Does IVIG benefit antibody-positive FM patients in a controlled trial?

Status: unanswered. Would close B3.

Q9 open

Does subtype-stratification rescue the effect size of existing FDA-approved therapies?

Status: unanswered. Would justify retrospective re-analysis of trial data.

Methodology1 questions

Q10 open

What's the cleanest single-blood-draw biomarker panel that could route a patient to a subtype?

Status: open. Would unlock prospective trial design. Tooling component: a script that scans the ontology for biomarker → subtype edges.

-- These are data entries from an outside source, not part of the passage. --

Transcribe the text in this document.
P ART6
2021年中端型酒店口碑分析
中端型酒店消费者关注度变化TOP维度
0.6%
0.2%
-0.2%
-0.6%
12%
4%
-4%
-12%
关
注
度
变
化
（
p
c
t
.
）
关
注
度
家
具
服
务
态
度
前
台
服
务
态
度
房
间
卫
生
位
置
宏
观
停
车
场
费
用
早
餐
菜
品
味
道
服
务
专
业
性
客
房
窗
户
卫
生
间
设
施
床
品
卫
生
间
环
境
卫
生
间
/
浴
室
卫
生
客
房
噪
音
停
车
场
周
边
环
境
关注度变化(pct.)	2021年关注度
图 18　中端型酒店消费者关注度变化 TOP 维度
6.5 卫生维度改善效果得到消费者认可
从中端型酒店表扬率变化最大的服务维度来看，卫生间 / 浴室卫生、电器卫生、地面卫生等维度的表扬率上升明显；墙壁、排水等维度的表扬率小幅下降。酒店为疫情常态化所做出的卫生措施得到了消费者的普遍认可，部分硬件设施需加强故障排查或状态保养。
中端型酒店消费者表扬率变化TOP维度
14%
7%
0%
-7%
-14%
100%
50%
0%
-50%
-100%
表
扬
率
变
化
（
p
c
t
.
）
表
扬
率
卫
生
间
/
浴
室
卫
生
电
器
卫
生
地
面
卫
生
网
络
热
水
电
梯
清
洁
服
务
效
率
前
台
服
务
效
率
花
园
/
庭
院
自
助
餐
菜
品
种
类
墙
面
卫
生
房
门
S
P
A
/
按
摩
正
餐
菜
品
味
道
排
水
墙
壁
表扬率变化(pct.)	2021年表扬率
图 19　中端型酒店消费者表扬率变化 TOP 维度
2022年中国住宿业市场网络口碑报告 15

Tooling for this project2 questions

Q11 open

Build a small Python script that loads ontology.yaml and (a) lists entities touched by ≥N papers, (b) flags entities only seen in non-FM-tagged papers (bridge candidates), (c) outputs A → B → C chains where direct A → C is not yet asserted.

Status: partial — research_agent/research_agent.py (2026-05-08) implements the inverse: it uses ontology.yaml to drive paper discovery via Europe PMC, with bridge-relationship queries + bridging-tier-entity queries + curated cluster queries. Triangulation chain analysis (the A → B → C output) is the remaining piece.

Q12 open

Add citation-graph expansion to the research agent (Semantic Scholar API) so we don't miss influential papers that the keyword/bridge queries don't surface.

Status: not started; see research_agent/README.md "Adding a new source".